State v. Miller provides a must-read for Cuyahoga County judges.  Miller apparently was involved in operating a meth lab, and pled out to aggravated arson, arson, and felonious assault.  The judge began the plea colloquy by telling Miller that "nobody is under an obligation to accept [a plea offer].  You're welcome to stay with not guilty and go to trial instead."  The judge then proceeded to meticulously go through Miller's constitutional rights, asking after each one whether he understood it, and eliciting an affirmative response each time.  And this wasn't just a reading off the card:  the judge used easily understandable language in explaining them.

And the plea gets vacated.  Why?  Because "the trial court never expressly stated, or inquired as to whether Miller understood, that by pleading guilty, he was waiving his constitutional rights."

The majority's decision is based on language from the Supreme Court's decision in State v. Veney that "the trial court must strictly comply with Crim.R. 11(C)(2)(c) and orally advise a defendant before accepting a felony plea that the plea waives" the rights contained in that provision.  This seems a rather strained interpretation of Veney, and the dissent points to numerous cases where the Eighth has upheld pleas despite the judge's failure to use the magic word "waive."

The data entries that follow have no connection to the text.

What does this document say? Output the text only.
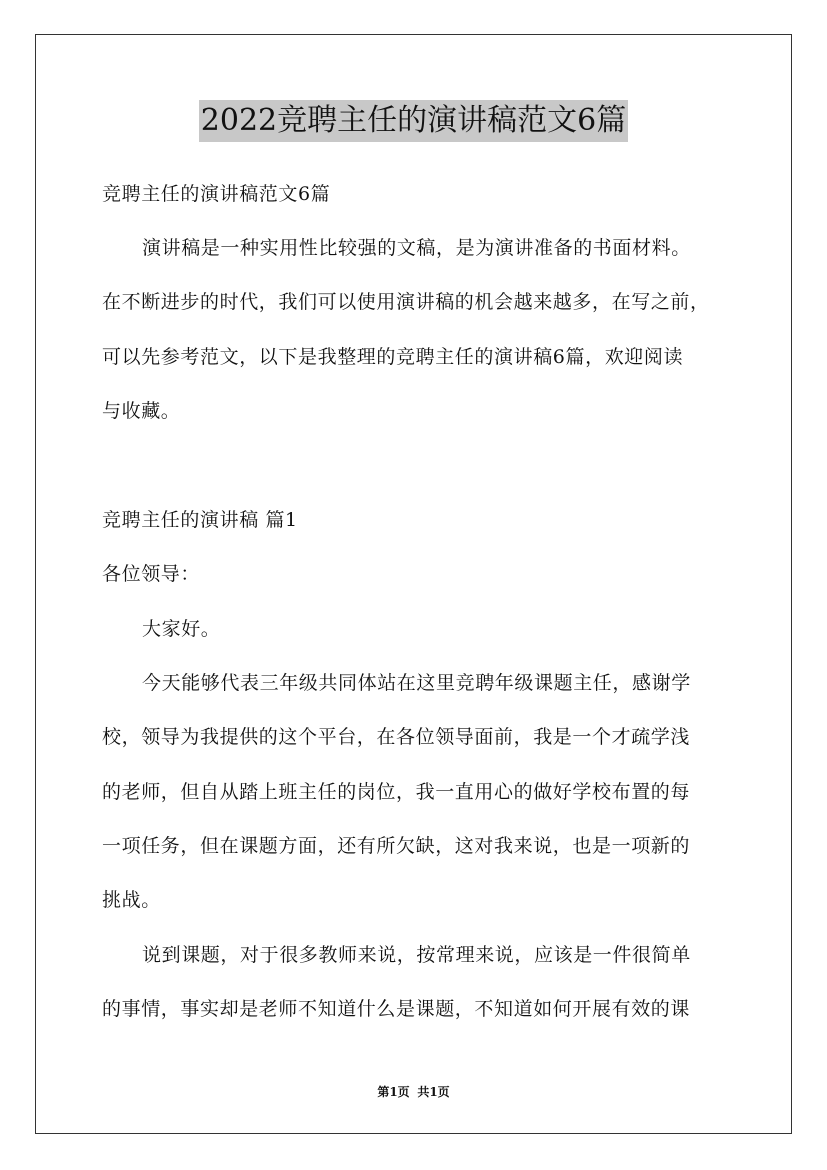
2022竞聘主任的演讲稿范文6篇
竞聘主任的演讲稿范文6篇
演讲稿是一种实用性比较强的文稿，是为演讲准备的书面材料。
在不断进步的时代，我们可以使用演讲稿的机会越来越多，在写之前，
可以先参考范文，以下是我整理的竞聘主任的演讲稿6篇，欢迎阅读
与收藏。
竞聘主任的演讲稿 篇1
各位领导：
大家好。
今天能够代表三年级共同体站在这里竞聘年级课题主任，感谢学
校，领导为我提供的这个平台，在各位领导面前，我是一个才疏学浅
的老师，但自从踏上班主任的岗位，我一直用心的做好学校布置的每
一项任务，但在课题方面，还有所欠缺，这对我来说，也是一项新的
挑战。
说到课题，对于很多教师来说，按常理来说，应该是一件很简单
的事情，事实却是老师不知道什么是课题，不知道如何开展有效的课
第1页 共1页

The companion case of State v. Looby demonstrates the problem here.  Looby didn't raise the waiver issue in his original brief, nor even after he was invited to do so by the court's sua sponte instruction to file a supplemental brief on the issue.  The dissent suggests why:  Looby was charged with four counts of attempted, four of aggravated arson, and four of felonious assault.  He'd gotten the same deal as Miller, but there's no guarantee that he's going to get the same deal on remand. 

One of the things an appellate lawyer contemplating trying to vacate the plea must gauge is whether his client got a good one.   Looby and Miller are unlikely to do worse, but they're very unlikely to do better, and it might been to their benefit to let sleeping dogs lie.

Two cases, State v. Townsend and State v. Harris, seek to answer the existential question of what constitutes good cause to excuse the failure to file a motion to reopen an appeal for ineffective assistance of appellate counsel under AppR 26(B) within the required 90 days.  Townsend's appeal was decided in 2012, so that takes care of that.

But Harris' was filed only five days late, and he seems to have a good excuse:  he produces evidence that he paid the postage to mail the application from prison eleven days before it was due, but the prison apparently never got around to mailing it until the time had run.

As the numberless hordes of my regular readers know, "good cause" in this context seems to be a legal unicorn.  Your lawyer failing to inform you of the decision doesn't qualify, nor does lack of access to the law library.  Even a prison riot doesn't make the cut.

Add to the list, "somebody else screwed up."  The court rejects the application as untimely, citing a Supreme Court case which upheld denial where the defendant sent it by overnight courier, and it absolutely, positively wasn't delivered until the day after the deadline. 

I did find one case, from the 6th District, which considered an application despite it being a day late, noting that the time limit is not jurisdictional, and what constitutes "good cause" is a flexible standard.  Not in the Eighth.  Perhaps a Zombie Apocalypse might do the trick.  (And talk about numberless hordes.)  I wouldn't count on it, though.